Hopium’un kurucusu Olivier Lombard hususla ilgili yaptığı açıklamada “Çağımızın esas etraf sıkıntılarına karşı bir tahlil olarak tasarlanan yeni bir araç cinsine öncülük etme amacımız var. Bu bağlamda vakit çok değerli. Gömülü elektronikler ve optimize edilmiş depolama hacmi üzere karmaşık konseptleri test etmek için çevikliğe ve ileri işlevselliğe gereksinimimiz var. Tüm faaliyetlerimizin Dassault Systèmes’in 3DEXPERIENCE platformuna tam entegrasyonuyla, takımımız rastgele bir yerde ve vakit diliminde itimatla çalışabildi. Bu sayede birinci prototipimizi yalnızca 8 ayda tasarlama başarınını yakaladık” dedi.
“The 24 Hours of Le Mans” yarışının en genç kazananı olan Olivier Lombard’ın profesyonel yarış tecrübesinden ilham alan Hopium Machina, son teknoloji eseri dizaynını harika bir menzille ve rekor dolum müddetiyle bir ortaya getiren, sıfır emisyonlu ve yüksek performanslı bir araç olma özelliğini taşıyor. Aracın entegre yakıt hücresi sistemi, araca güç sağlayan enerjiyi üretirken, etrafa sudan öbür bir şey salınımı olmuyor. Aracın deposu, 500 beygir gücünden fazlasını sağlamak için yalnızca üç dakikada büsbütün yine doldurulabiliyor ve 230 km/s sürate ulaşarak, 1.000 km’den fazla seyahat edebiliyor.

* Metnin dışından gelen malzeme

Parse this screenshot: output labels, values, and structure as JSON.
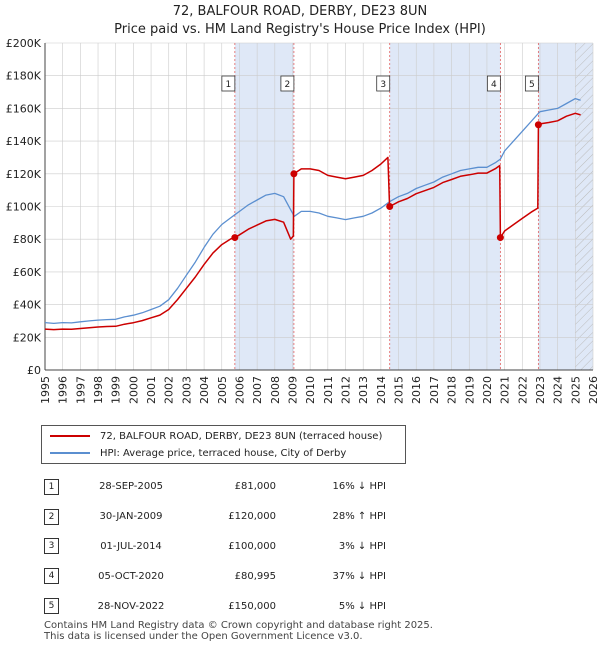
{
  "title_line1": "72, BALFOUR ROAD, DERBY, DE23 8UN",
  "title_line2": "Price paid vs. HM Land Registry's House Price Index (HPI)",
  "legend": {
    "property_label": "72, BALFOUR ROAD, DERBY, DE23 8UN (terraced house)",
    "hpi_label": "HPI: Average price, terraced house, City of Derby"
  },
  "colors": {
    "property": "#cc0000",
    "hpi": "#5b8fd0",
    "shade": "#dfe8f7",
    "grid": "#cccccc"
  },
  "sales": [
    {
      "num": "1",
      "date": "28-SEP-2005",
      "price": "£81,000",
      "hpi": "16% ↓ HPI"
    },
    {
      "num": "2",
      "date": "30-JAN-2009",
      "price": "£120,000",
      "hpi": "28% ↑ HPI"
    },
    {
      "num": "3",
      "date": "01-JUL-2014",
      "price": "£100,000",
      "hpi": "3% ↓ HPI"
    },
    {
      "num": "4",
      "date": "05-OCT-2020",
      "price": "£80,995",
      "hpi": "37% ↓ HPI"
    },
    {
      "num": "5",
      "date": "28-NOV-2022",
      "price": "£150,000",
      "hpi": "5% ↓ HPI"
    }
  ],
  "footer": {
    "line1": "Contains HM Land Registry data © Crown copyright and database right 2025.",
    "line2": "This data is licensed under the Open Government Licence v3.0."
  },
  "chart_data": {
    "type": "line",
    "title": "72, BALFOUR ROAD, DERBY, DE23 8UN",
    "subtitle": "Price paid vs. HM Land Registry's House Price Index (HPI)",
    "xlim": [
      1995,
      2026
    ],
    "ylim": [
      0,
      200000
    ],
    "x_ticks": [
      1995,
      1996,
      1997,
      1998,
      1999,
      2000,
      2001,
      2002,
      2003,
      2004,
      2005,
      2006,
      2007,
      2008,
      2009,
      2010,
      2011,
      2012,
      2013,
      2014,
      2015,
      2016,
      2017,
      2018,
      2019,
      2020,
      2021,
      2022,
      2023,
      2024,
      2025,
      2026
    ],
    "y_ticks": [
      0,
      20000,
      40000,
      60000,
      80000,
      100000,
      120000,
      140000,
      160000,
      180000,
      200000
    ],
    "y_tick_labels": [
      "£0",
      "£20K",
      "£40K",
      "£60K",
      "£80K",
      "£100K",
      "£120K",
      "£140K",
      "£160K",
      "£180K",
      "£200K"
    ],
    "grid": true,
    "shaded_periods": [
      [
        2005.74,
        2009.08
      ],
      [
        2014.5,
        2020.76
      ],
      [
        2022.91,
        2026
      ]
    ],
    "future_hatch_from": 2025.0,
    "sale_markers": [
      {
        "label": "1",
        "x": 2005.74,
        "y": 81000
      },
      {
        "label": "2",
        "x": 2009.08,
        "y": 120000
      },
      {
        "label": "3",
        "x": 2014.5,
        "y": 100000
      },
      {
        "label": "4",
        "x": 2020.76,
        "y": 80995
      },
      {
        "label": "5",
        "x": 2022.91,
        "y": 150000
      }
    ],
    "series": [
      {
        "name": "HPI: Average price, terraced house, City of Derby",
        "points": [
          [
            1995,
            29000
          ],
          [
            1995.5,
            28500
          ],
          [
            1996,
            29000
          ],
          [
            1996.5,
            28800
          ],
          [
            1997,
            29500
          ],
          [
            1997.5,
            30000
          ],
          [
            1998,
            30500
          ],
          [
            1998.5,
            30800
          ],
          [
            1999,
            31000
          ],
          [
            1999.5,
            32500
          ],
          [
            2000,
            33500
          ],
          [
            2000.5,
            35000
          ],
          [
            2001,
            37000
          ],
          [
            2001.5,
            39000
          ],
          [
            2002,
            43000
          ],
          [
            2002.5,
            50000
          ],
          [
            2003,
            58000
          ],
          [
            2003.5,
            66000
          ],
          [
            2004,
            75000
          ],
          [
            2004.5,
            83000
          ],
          [
            2005,
            89000
          ],
          [
            2005.5,
            93000
          ],
          [
            2005.74,
            95000
          ],
          [
            2006,
            97000
          ],
          [
            2006.5,
            101000
          ],
          [
            2007,
            104000
          ],
          [
            2007.5,
            107000
          ],
          [
            2008,
            108000
          ],
          [
            2008.5,
            106000
          ],
          [
            2008.9,
            98000
          ],
          [
            2009.1,
            94000
          ],
          [
            2009.5,
            97000
          ],
          [
            2010,
            97000
          ],
          [
            2010.5,
            96000
          ],
          [
            2011,
            94000
          ],
          [
            2011.5,
            93000
          ],
          [
            2012,
            92000
          ],
          [
            2012.5,
            93000
          ],
          [
            2013,
            94000
          ],
          [
            2013.5,
            96000
          ],
          [
            2014,
            99000
          ],
          [
            2014.5,
            103000
          ],
          [
            2015,
            106000
          ],
          [
            2015.5,
            108000
          ],
          [
            2016,
            111000
          ],
          [
            2016.5,
            113000
          ],
          [
            2017,
            115000
          ],
          [
            2017.5,
            118000
          ],
          [
            2018,
            120000
          ],
          [
            2018.5,
            122000
          ],
          [
            2019,
            123000
          ],
          [
            2019.5,
            124000
          ],
          [
            2020,
            124000
          ],
          [
            2020.5,
            127000
          ],
          [
            2020.76,
            129000
          ],
          [
            2021,
            134000
          ],
          [
            2021.5,
            140000
          ],
          [
            2022,
            146000
          ],
          [
            2022.5,
            152000
          ],
          [
            2022.91,
            157000
          ],
          [
            2023,
            158000
          ],
          [
            2023.5,
            159000
          ],
          [
            2024,
            160000
          ],
          [
            2024.5,
            163000
          ],
          [
            2025,
            166000
          ],
          [
            2025.3,
            165000
          ]
        ]
      },
      {
        "name": "72, BALFOUR ROAD, DERBY, DE23 8UN (terraced house)",
        "points": [
          [
            1995,
            25000
          ],
          [
            1995.5,
            24700
          ],
          [
            1996,
            25000
          ],
          [
            1996.5,
            24900
          ],
          [
            1997,
            25400
          ],
          [
            1997.5,
            25800
          ],
          [
            1998,
            26300
          ],
          [
            1998.5,
            26600
          ],
          [
            1999,
            26700
          ],
          [
            1999.5,
            28000
          ],
          [
            2000,
            28900
          ],
          [
            2000.5,
            30200
          ],
          [
            2001,
            31900
          ],
          [
            2001.5,
            33600
          ],
          [
            2002,
            37000
          ],
          [
            2002.5,
            43100
          ],
          [
            2003,
            50000
          ],
          [
            2003.5,
            56900
          ],
          [
            2004,
            64600
          ],
          [
            2004.5,
            71500
          ],
          [
            2005,
            76700
          ],
          [
            2005.5,
            80100
          ],
          [
            2005.74,
            81000
          ],
          [
            2006,
            82700
          ],
          [
            2006.5,
            86100
          ],
          [
            2007,
            88600
          ],
          [
            2007.5,
            91200
          ],
          [
            2008,
            92100
          ],
          [
            2008.5,
            90400
          ],
          [
            2008.9,
            80000
          ],
          [
            2009.05,
            82000
          ],
          [
            2009.08,
            120000
          ],
          [
            2009.5,
            123000
          ],
          [
            2010,
            123000
          ],
          [
            2010.5,
            122000
          ],
          [
            2011,
            119000
          ],
          [
            2011.5,
            118000
          ],
          [
            2012,
            117000
          ],
          [
            2012.5,
            118000
          ],
          [
            2013,
            119000
          ],
          [
            2013.5,
            122000
          ],
          [
            2014,
            126000
          ],
          [
            2014.4,
            130000
          ],
          [
            2014.48,
            103000
          ],
          [
            2014.5,
            100000
          ],
          [
            2015,
            102900
          ],
          [
            2015.5,
            104900
          ],
          [
            2016,
            107800
          ],
          [
            2016.5,
            109700
          ],
          [
            2017,
            111700
          ],
          [
            2017.5,
            114600
          ],
          [
            2018,
            116500
          ],
          [
            2018.5,
            118500
          ],
          [
            2019,
            119400
          ],
          [
            2019.5,
            120400
          ],
          [
            2020,
            120400
          ],
          [
            2020.5,
            123300
          ],
          [
            2020.72,
            125000
          ],
          [
            2020.76,
            80995
          ],
          [
            2021,
            85000
          ],
          [
            2021.5,
            88900
          ],
          [
            2022,
            92700
          ],
          [
            2022.5,
            96500
          ],
          [
            2022.88,
            99000
          ],
          [
            2022.91,
            150000
          ],
          [
            2023,
            150500
          ],
          [
            2023.5,
            151400
          ],
          [
            2024,
            152400
          ],
          [
            2024.5,
            155200
          ],
          [
            2025,
            157000
          ],
          [
            2025.3,
            156000
          ]
        ]
      }
    ]
  }
}
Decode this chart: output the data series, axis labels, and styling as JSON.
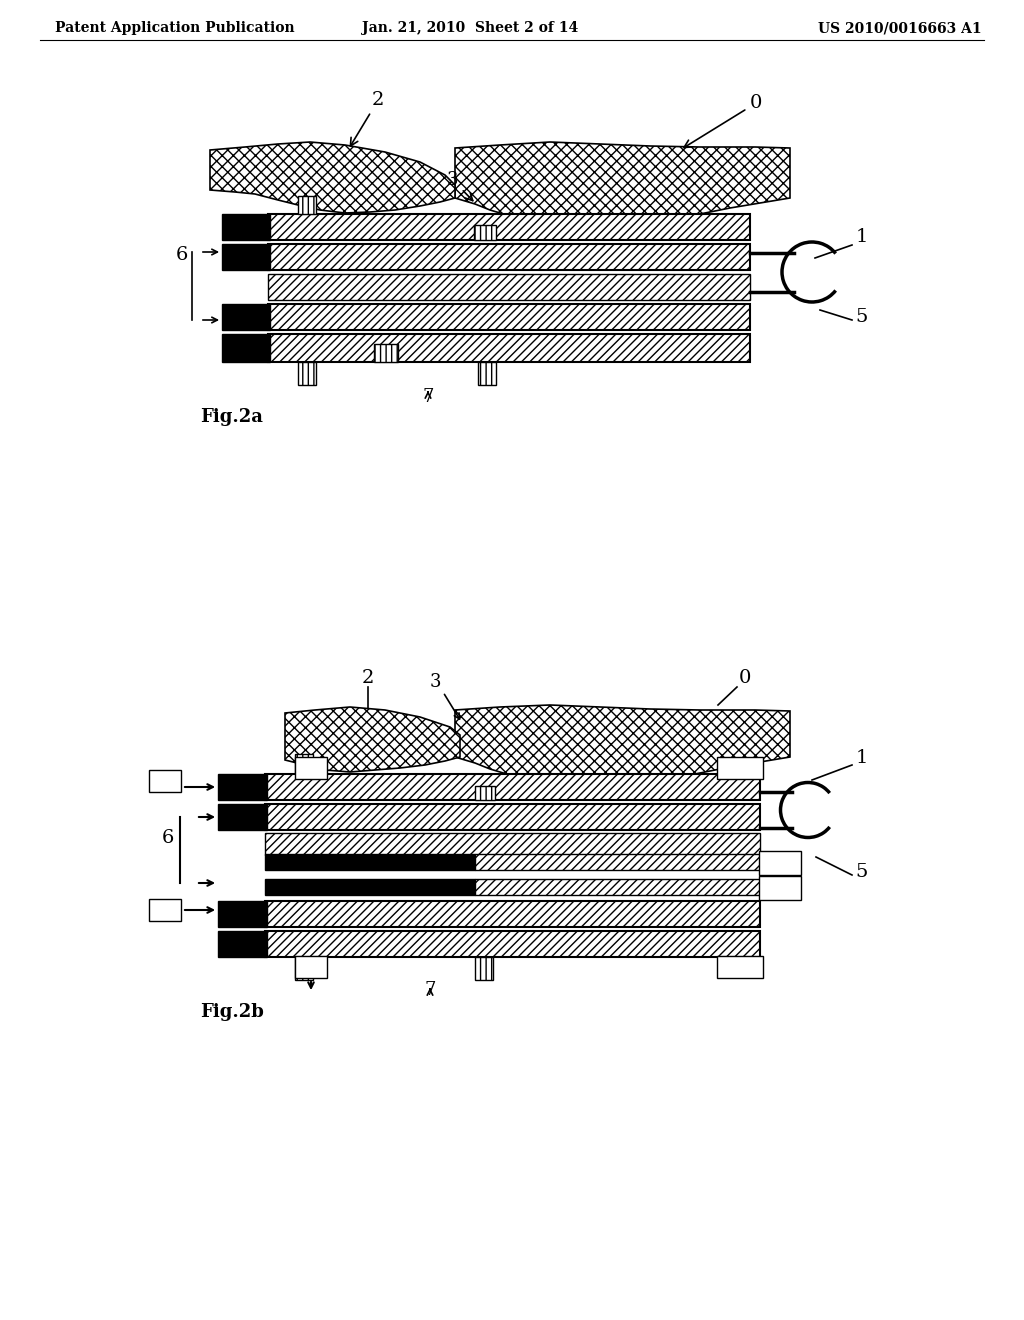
{
  "title_left": "Patent Application Publication",
  "title_center": "Jan. 21, 2010  Sheet 2 of 14",
  "title_right": "US 2010/0016663 A1",
  "fig2a_label": "Fig.2a",
  "fig2b_label": "Fig.2b",
  "bg_color": "#ffffff"
}
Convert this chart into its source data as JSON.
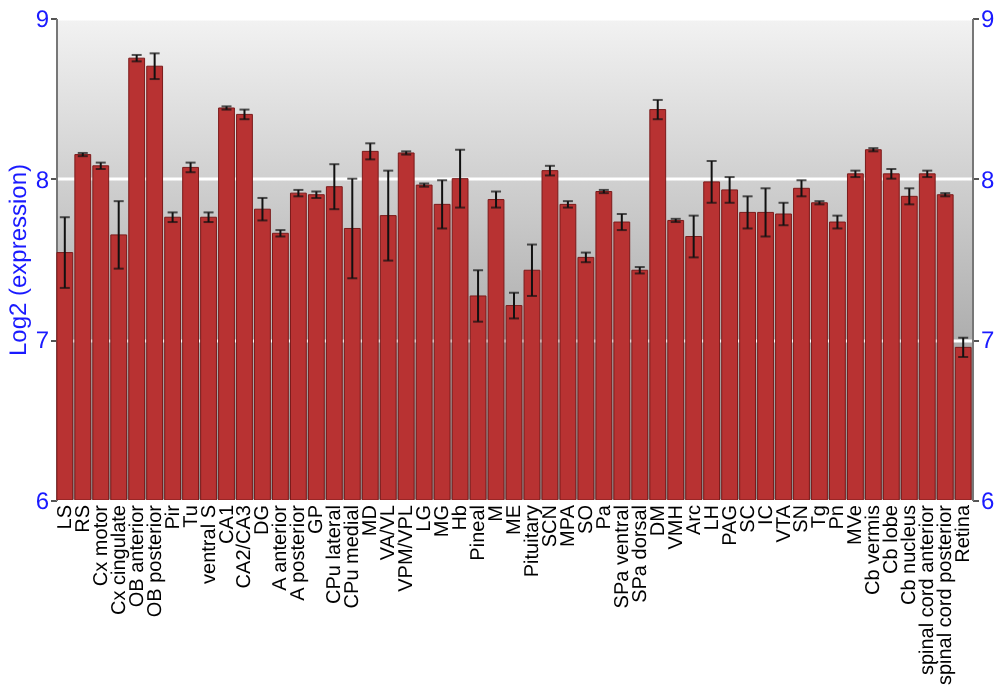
{
  "chart_data": {
    "type": "bar",
    "ylabel": "Log2 (expression)",
    "categories": [
      "LS",
      "RS",
      "Cx motor",
      "Cx cingulate",
      "OB anterior",
      "OB posterior",
      "Pir",
      "Tu",
      "ventral S",
      "CA1",
      "CA2/CA3",
      "DG",
      "A anterior",
      "A posterior",
      "GP",
      "CPu lateral",
      "CPu medial",
      "MD",
      "VA/VL",
      "VPM/VPL",
      "LG",
      "MG",
      "Hb",
      "Pineal",
      "M",
      "ME",
      "Pituitary",
      "SCN",
      "MPA",
      "SO",
      "Pa",
      "SPa ventral",
      "SPa dorsal",
      "DM",
      "VMH",
      "Arc",
      "LH",
      "PAG",
      "SC",
      "IC",
      "VTA",
      "SN",
      "Tg",
      "Pn",
      "MVe",
      "Cb vermis",
      "Cb lobe",
      "Cb nucleus",
      "spinal cord anterior",
      "spinal cord posterior",
      "Retina"
    ],
    "values": [
      7.54,
      8.15,
      8.08,
      7.65,
      8.75,
      8.7,
      7.76,
      8.07,
      7.76,
      8.44,
      8.4,
      7.81,
      7.66,
      7.91,
      7.9,
      7.95,
      7.69,
      8.17,
      7.77,
      8.16,
      7.96,
      7.84,
      8.0,
      7.27,
      7.87,
      7.21,
      7.43,
      8.05,
      7.84,
      7.51,
      7.92,
      7.73,
      7.43,
      8.43,
      7.74,
      7.64,
      7.98,
      7.93,
      7.79,
      7.79,
      7.78,
      7.94,
      7.85,
      7.73,
      8.03,
      8.18,
      8.03,
      7.89,
      8.03,
      7.9,
      6.95
    ],
    "errors": [
      0.22,
      0.01,
      0.02,
      0.21,
      0.02,
      0.08,
      0.03,
      0.03,
      0.03,
      0.01,
      0.03,
      0.07,
      0.02,
      0.02,
      0.02,
      0.14,
      0.31,
      0.05,
      0.28,
      0.01,
      0.01,
      0.15,
      0.18,
      0.16,
      0.05,
      0.08,
      0.16,
      0.03,
      0.02,
      0.03,
      0.01,
      0.05,
      0.02,
      0.06,
      0.01,
      0.13,
      0.13,
      0.08,
      0.1,
      0.15,
      0.07,
      0.05,
      0.01,
      0.04,
      0.02,
      0.01,
      0.03,
      0.05,
      0.02,
      0.01,
      0.06
    ],
    "color": "#b83232",
    "ylim": [
      6,
      9
    ],
    "yticks": [
      6,
      7,
      8,
      9
    ],
    "y2lim": [
      6,
      9
    ],
    "y2ticks": [
      6,
      7,
      8,
      9
    ],
    "grid": "y"
  }
}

Dassault Systèmes Ulaşım ve Mobilite Sanayisi Lider Yardımcısı Laurence Montanari ise Hopium’un ezber bozan bir teknoloji olduğunu söyleyerek, birinci prototipini yalnızca 8 ayda üretmesini buna bir ispat olarak gösterdi. Hopium’un, dikkatleri üzerine çeken vizyonuyla gelişen bir bölüme adım attığına dikkat çeken Laurence Montanari “Bulut üzerindeki 3DEXPERIENCE platformu firmaya; hidrojenle güç üreten, kontaklı ve otonom mobilite tecrübeleri yaratmak için gereken altyapıyı sağlayacak. Hopium grupları, Machina’nın geliştirilmesine odaklanırken, Dassault Systèmes’in en yeterli sanayi tahlili tecrübelerinden yararlanacak. Bugün dünyadaki neredeyse her elektrikli araç geliştiricisi, sanayinin dönüşümünü daha ileriye taşımak için Dassault Systèmes teknolojisini kullanıyor” dedi.